Catherine O’Hara, the comic actress best known for her work on SCTV, films like Home Alone and Best In Show, and the hit sitcom Schitt’s Creek, has died. She was 71.

A rep for O’Hara confirmed her death to Rolling Stone, saying she died at her home in Los Angeles after a brief illness.


O’Hara was one of several prominent performers to emerge from the fabled Second City improv comedy troupe in Toronto, alongside the likes of Martin Short, Dan Aykroyd, Gilda Radner, and Eugene Levy. Her work on the troupe’s hit sketch show, SCTV, earned her an Emmy Award for writing in 1982. Decades later, she’d win a trove of awards — including an Emmy, a Golden Globe, a SAG Award, and a Critics” Choice Award — for her performance as Moira Rose, the outlandish and loveably out-of-touch former soap opera star she played on Schitt’s Creek.

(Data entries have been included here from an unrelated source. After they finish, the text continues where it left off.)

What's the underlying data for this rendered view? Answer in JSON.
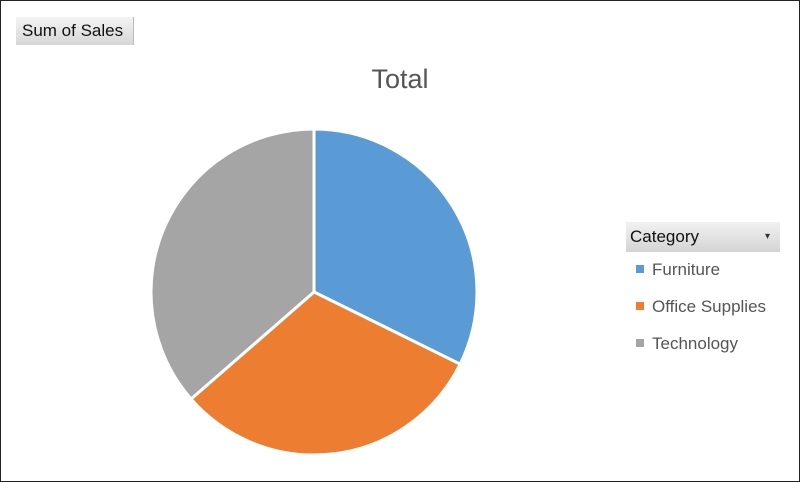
{
  "field_button": {
    "label": "Sum of Sales"
  },
  "chart_data": {
    "type": "pie",
    "title": "Total",
    "legend_title": "Category",
    "legend_placement": "right",
    "categories": [
      "Furniture",
      "Office Supplies",
      "Technology"
    ],
    "values": [
      32.3,
      31.3,
      36.4
    ],
    "value_unit": "percent of total (estimated)",
    "colors": [
      "#5b9bd5",
      "#ed7d31",
      "#a5a5a5"
    ]
  }
}
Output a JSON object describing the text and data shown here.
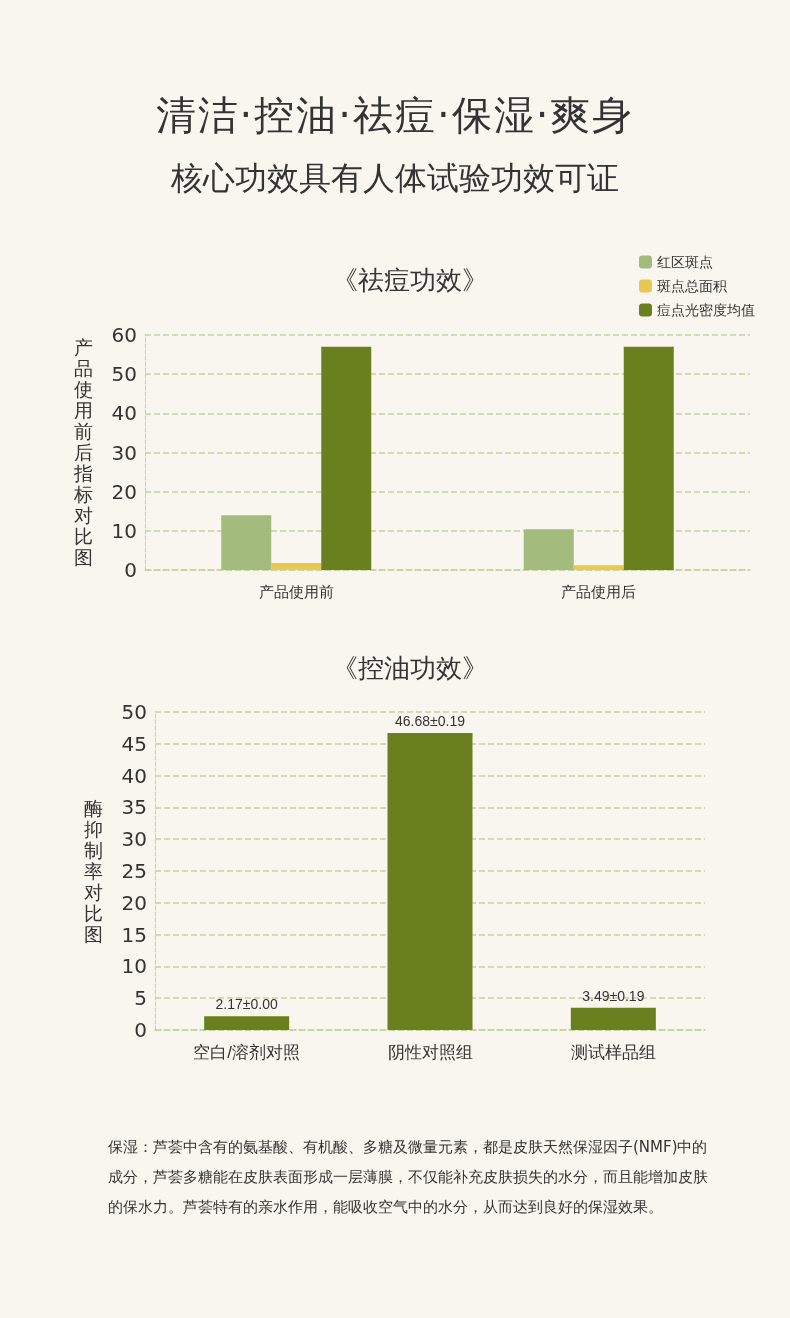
{
  "chart_data": [
    {
      "type": "bar",
      "title": "《祛痘功效》",
      "ylabel": "产品使用前后指标对比图",
      "annotations": [
        "清洁·控油·祛痘·保湿·爽身",
        "核心功效具有人体试验功效可证"
      ],
      "categories": [
        "产品使用前",
        "产品使用后"
      ],
      "series": [
        {
          "name": "红区斑点",
          "color": "#a3bb7c",
          "values": [
            14,
            10.4
          ]
        },
        {
          "name": "斑点总面积",
          "color": "#e8c850",
          "values": [
            1.8,
            1.2
          ]
        },
        {
          "name": "痘点光密度均值",
          "color": "#6a801f",
          "values": [
            57,
            57
          ]
        }
      ],
      "ylim": [
        0,
        60
      ],
      "yticks": [
        0,
        10,
        20,
        30,
        40,
        50,
        60
      ],
      "grid": "y",
      "legend": "top right"
    },
    {
      "type": "bar",
      "title": "《控油功效》",
      "ylabel": "酶抑制率对比图",
      "annotations": [
        "保湿：芦荟中含有的氨基酸、有机酸、多糖及微量元素，都是皮肤天然保湿因子(NMF)中的成分，芦荟多糖能在皮肤表面形成一层薄膜，不仅能补充皮肤损失的水分，而且能增加皮肤的保水力。芦荟特有的亲水作用，能吸收空气中的水分，从而达到良好的保湿效果。"
      ],
      "categories": [
        "空白/溶剂对照",
        "阴性对照组",
        "测试样品组"
      ],
      "values": [
        2.17,
        46.68,
        3.49
      ],
      "color": "#6a801f",
      "value_labels": [
        "2.17±0.00",
        "46.68±0.19",
        "3.49±0.19"
      ],
      "ylim": [
        0,
        50
      ],
      "yticks": [
        0,
        5,
        10,
        15,
        20,
        25,
        30,
        35,
        40,
        45,
        50
      ],
      "grid": "y"
    }
  ]
}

In between SCTV and Schitt’s Creek, O’Hara appeared in an array of films and TV shows. To many, she was remembered as Kate McCallister, mother of Kevin in the Home Alone series, while she also popped up in movies like Beetlejuice and Martin Scorsese’s After Hours. O’Hara was also one of filmmaker Christopher Guest’s go-to actresses, appearing in many of his celebrated comedies, like Waiting for Guffman, Best in Show, A Mighty Wind, and For Your Consideration.

Speaking with Rolling Stone in 2020, O’Hara credited her home country of Canada for shaping her sense of humor. Though frequently stereotyped as overly nice, O’Hara argued that Canadians “not only have a sense of humor about others, but also about themselves — which I think is the healthiest and best kind of sense of humor to have.” She continued: “And there’s an edge to it — but with compassion and love — but it’s a good, dark sense of humor, too, in there just because of awareness of the world around you.”